K₂P channels are involved in various physiological and pathological processes including vascular and pulmonary hypertension, depression and cardiac arrhythmias. 

K₂P channels have two pore domains (P1 and P2) and form dimers thus creating a unit with four pore domains. Each pore domain is bordered by two membrane spanning helices (M1, M2, M3 and M4). The channel’s N- and C- termini are cytoplasmic and there is an extended extracellular loop between P1 and M1. This loop interacts with the same structure of the other subunit of the dimer and it contains a cysteine residue involved in the formation of a covalent bridge between the two subunits¹. TWIK1 channels are a subtype of K₂P channels that are expressed in the heart and primarily in atrial and purkinje fibers. TWIK1 mediate “background” potassium currents that participate in maintaining resting membrane potential.

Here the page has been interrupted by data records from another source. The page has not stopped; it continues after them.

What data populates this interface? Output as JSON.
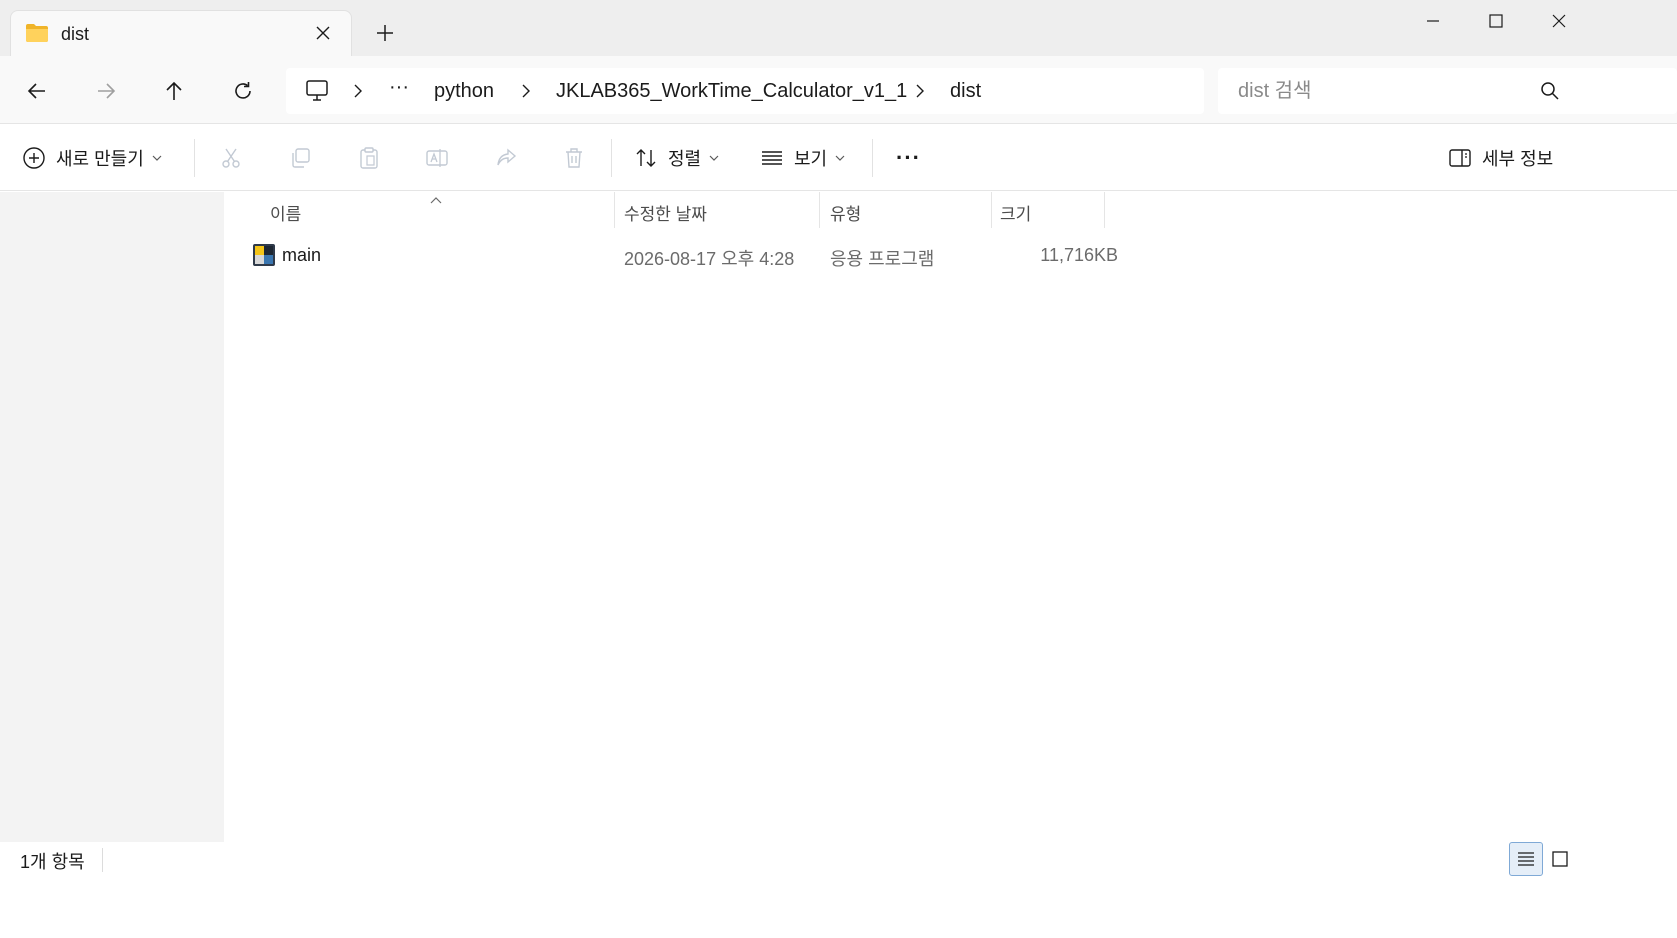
{
  "tab": {
    "title": "dist",
    "icon": "folder-icon"
  },
  "window_controls": [
    "minimize-icon",
    "maximize-icon",
    "close-icon"
  ],
  "breadcrumb": {
    "root_icon": "this-pc-icon",
    "overflow": "···",
    "items": [
      "python",
      "JKLAB365_WorkTime_Calculator_v1_1",
      "dist"
    ]
  },
  "search": {
    "placeholder": "dist 검색"
  },
  "commands": {
    "new_label": "새로 만들기",
    "sort_label": "정렬",
    "view_label": "보기",
    "more_label": "···",
    "details_label": "세부 정보"
  },
  "columns": {
    "name": "이름",
    "date": "수정한 날짜",
    "type": "유형",
    "size": "크기"
  },
  "files": [
    {
      "name": "main",
      "date": "2026-08-17 오후 4:28",
      "type": "응용 프로그램",
      "size": "11,716KB",
      "icon": "python-app-icon"
    }
  ],
  "status": {
    "item_count": "1개 항목"
  },
  "colors": {
    "accent": "#0067c0",
    "nav_bg": "#f3f3f3",
    "title_bg": "#eeeeee"
  }
}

At very low plasma K⁺ levels hypokalemia can cause severe cardiac arrhythmias leading to sudden death. One of the mechanisms for arrhythmia is a paradoxical depolarization of cardiac myocytes that can initiate the onset of arrhythmia. Recently, it was suggested that TWIK1 channels are involved in this pathological activity by changing ion selectivity and becoming more permeable to Na⁺ and conducting an inward current of Na⁺ under hypokalemic conditions. This inward leak is prolonged even after reaching K⁺ equilibrium and has a substantial effect on membrane resting potential².